Should Tottenham win this one, they can build enough momentum to cast aside Burnley (who have a very poor 'Big Six' record, particularly away from home) and then get an easy three points against relegated Norwich on the last day.
Derby may not prove decisive
If, as predicted here, Arsenal draw their two tricky games against Newcastle and Everton while Spurs win all of theirs, then a draw in the north London derby would be enough for Tottenham to finish in the top four.
It may not prove decisive, then, although of course a win for either club would most likely be a six-point swing from which the loser cannot return.

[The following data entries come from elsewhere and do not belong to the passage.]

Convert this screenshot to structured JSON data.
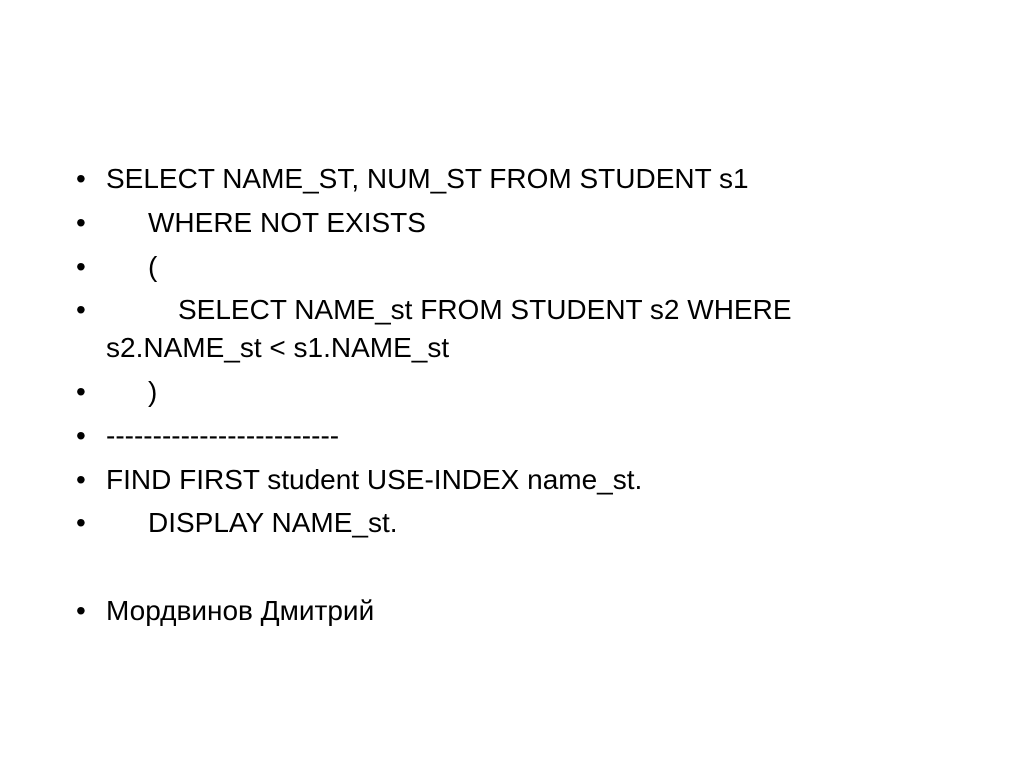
{
  "slide": {
    "items": [
      {
        "text": "SELECT NAME_ST, NUM_ST FROM STUDENT s1",
        "indent": 0
      },
      {
        "text": "WHERE NOT EXISTS",
        "indent": 1
      },
      {
        "text": "(",
        "indent": 1
      },
      {
        "text": "SELECT NAME_st FROM STUDENT s2 WHERE s2.NAME_st < s1.NAME_st",
        "indent": 2
      },
      {
        "text": ")",
        "indent": 1
      },
      {
        "text": "-------------------------",
        "indent": 0
      },
      {
        "text": "FIND FIRST student USE-INDEX name_st.",
        "indent": 0
      },
      {
        "text": "DISPLAY NAME_st.",
        "indent": 1
      },
      {
        "text": "",
        "indent": 0,
        "blank": true
      },
      {
        "text": "Мордвинов Дмитрий",
        "indent": 0
      }
    ]
  }
}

Yet a draw seems the most likely result, given that neither manager will wish to take many risks should we be level past the hour mark.
Conte is particularly good at grinding games down, and he will instruct his players to use any tactics necessary to take the sting out of things.
Meanwhile, Arteta will be wary of Spurs' threat in the attacking transitions and avoid playing daringly out from the back, instead plumping for longer balls out to the flanks.
We should expect a fairly cagey game in the end, as two well-drilled sides refuse to be drawn forward by the other.
When matches are so obviously in danger of descending into chaos – and Chelsea's 4-2 loss to Arsenal reminded Arteta how easily his direct runners can be drawn in – the managers tend to overcompensate.
At the final whistle, a nervy draw would look like a good result for the visitors Arsenal. But considering how the other fixtures are shaping up, it might just hand Tottenham the initiative.